September 11, 2011

EXCEPT THAT THE, LARGELY ACCURATE, CRITICISM OF W WHILE HE WAS IN OFFICE....:

Bush's Fatal 9/11 Flaw: George W. Bush thought al Qaeda's attack was the major geopolitical event of our time. He was wrong. Peter Beinart on the real global shift that W. didn't see--and how Obama can reverse course. (Peter Beinart, Sep 11, 2011, Daily Beast)

The man most responsible for this trajectory, George W. Bush, will be on hand with Barack Obama for the memorial service. Bush's central error, in retrospect, was conflating 9/11's human significance with its geopolitical one. In human terms, 9/11 was one of the singular events in American history. In terms of sheer human pain, no other day in America's recent past even comes close. It was perhaps natural, therefore, that Bush would see 9/11 as geopolitically momentous too. But, in fact, it was not. The defining geopolitical reality of our time was, and is, the shift in power from America and Europe to Asia, a shift with profound consequences for the way Americans live their lives. But Bush never grasped the enormity of this shift, and the way in which it would challenge America's preeminence.

...was that he didn't care about Europe, which he recognized long before the elites had died on the vine. Instead, largely unrecognized by the same folk, he spent his time cultivating new alliances with Asian, African and Latin American nations--from Mongolia, Indonesia and India to Colombia and Brazil to Liberia, South Sudan, etc.--several of which he'd helped liberate, in addition to Afghanistan and Iraq.

Now, it is certainly the case that much of this would have occurred irrespective of 9-11--he was going to remove the Saddam regime, make inroads in Latin America, focus on health issues in Africa and make India central to our geostrategic alignment no matter what--but the fact is that 9-11's only lasting significance lies in the fact that it accelerated this shift and gave him a lever with which to force liberalization on the Middle East.

So, in a limited sense Mr.
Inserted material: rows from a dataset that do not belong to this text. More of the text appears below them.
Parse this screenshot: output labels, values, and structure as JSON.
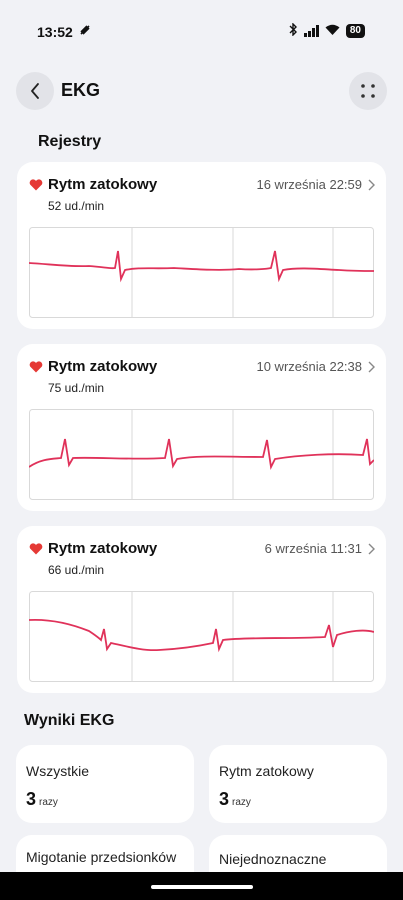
{
  "status_bar": {
    "time": "13:52",
    "battery": "80"
  },
  "header": {
    "title": "EKG"
  },
  "records_section": {
    "title": "Rejestry"
  },
  "records": [
    {
      "rhythm": "Rytm zatokowy",
      "bpm": "52 ud./min",
      "date": "16 września 22:59"
    },
    {
      "rhythm": "Rytm zatokowy",
      "bpm": "75 ud./min",
      "date": "10 września 22:38"
    },
    {
      "rhythm": "Rytm zatokowy",
      "bpm": "66 ud./min",
      "date": "6 września 11:31"
    }
  ],
  "results_section": {
    "title": "Wyniki EKG"
  },
  "results": [
    {
      "label": "Wszystkie",
      "value": "3",
      "unit": "razy"
    },
    {
      "label": "Rytm zatokowy",
      "value": "3",
      "unit": "razy"
    },
    {
      "label": "Migotanie przedsionków",
      "value": "",
      "unit": ""
    },
    {
      "label": "Niejednoznaczne",
      "value": "",
      "unit": ""
    }
  ],
  "colors": {
    "accent": "#e0325a",
    "heart": "#e53935",
    "background": "#f1f2f6"
  },
  "icons": [
    "back-arrow-icon",
    "more-dots-icon",
    "heart-icon",
    "chevron-right-icon"
  ]
}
Beinart is right: 9-11 was not the major geopolitical event of our time. The election of George W. Bush was. He was, after all, the first president for whom Europe was an afterthought. Significantly, there will never be another president for whom it is the primary foreign policy focus. It just doesn't matter any more.


MORE:
After 10 years, it's still a fight for freedom (Jeff Jacoby, September 11, 2011, Boston Globe)

Almost from the outset, President George W. Bush recognized that the United States was engaged in an ideological struggle. During the Cold War two decades earlier, Ronald Reagan had argued that the promotion of freedom should be a priority in American foreign policy. By advancing the ideals of liberty and human dignity, Reagan told the British Parliament in 1982, America and its allies would undermine the Soviet Union and eventually relegate Communist totalitarianism to "the ash-heap of history.'' In much the same way, Bush saw, radical Islam could be weakened by deploying the moral force of liberal democracy and equality.
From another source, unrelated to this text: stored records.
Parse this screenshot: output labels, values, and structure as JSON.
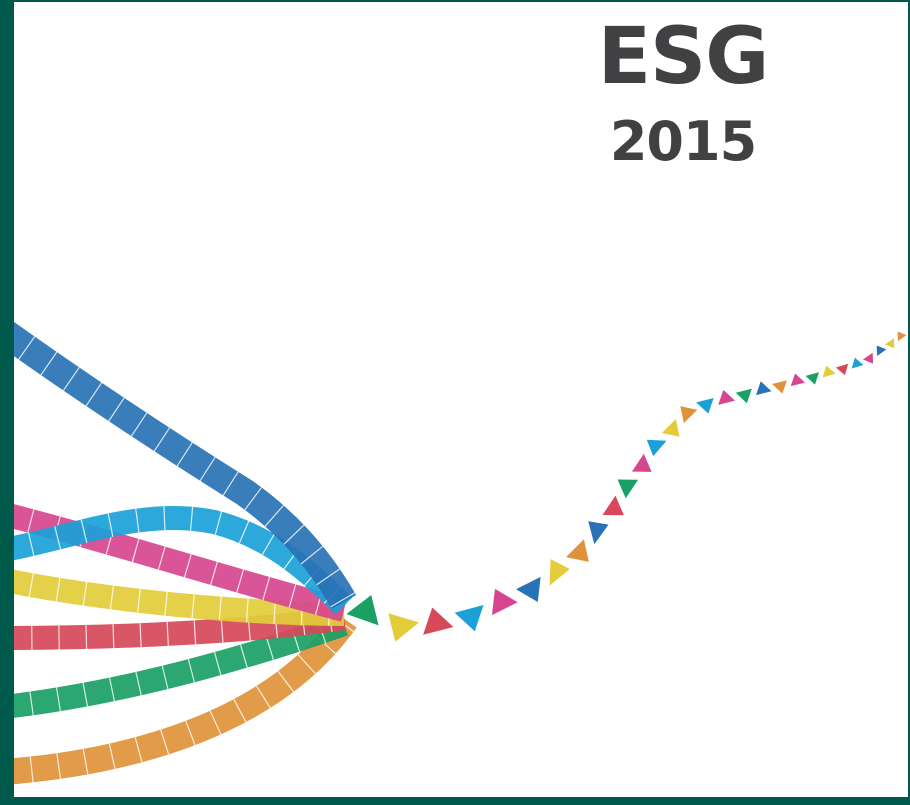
{
  "cover": {
    "title": "ESG",
    "year": "2015"
  }
}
Just nine days after 9/11, addressing a joint session of Congress, Bush began to lay out an ideological strategy for defeating the jihadist threat.

"Al Qaeda is to terror what the mafia is to crime, but its goal is not making money," Bush said. "Its goal is remaking the world -- and imposing its radical beliefs on people everywhere." Terrorism was not caused by the religion of Islam but by the Islamists' political fanaticism. "They are the heirs of all the murderous ideologies of the 20th century. By sacrificing human life to serve their radical visions - by abandoning every value except the will to power - they follow in the path of fascism and Nazism and totalitarianism.''

The war on terror, Bush accurately foretold, would be a long struggle fought on many fronts. But ultimately the only way to prevent Al Qaeda and its allies from imposing an "age of terror'' was for America to sustain an "age of liberty, here and across the world.'' While Bush would get plenty of things wrong after 9/11, this ideological insight - that the root of Islamist terrorism was the lack of freedom in the Middle East - was one of the big things he got right.

There were plenty who didn't. Many voices insisted that terrorism was fueled by poverty or lack of education. Other analysts rushed to explain 9/11 as the fruit of US "arrogance,'' or as a reaction to Israeli-Palestinian conflict. In reality, as Princeton economist Alan Krueger demonstrated in a 2007 book, "What Makes A Terrorist?'' the best predictors of terrorism are "the suppression of civil liberties and political rights, including freedom of the press, the freedom to assemble, and democratic rights.''

Bush's campaign to democratize the Middle East - what came to be known as the "freedom agenda'' - was rooted in the conviction that the way to break the back of jihadist hatred was to drain the swamps in which it breeds: the dictatorships and theocracies of the Muslim Middle East.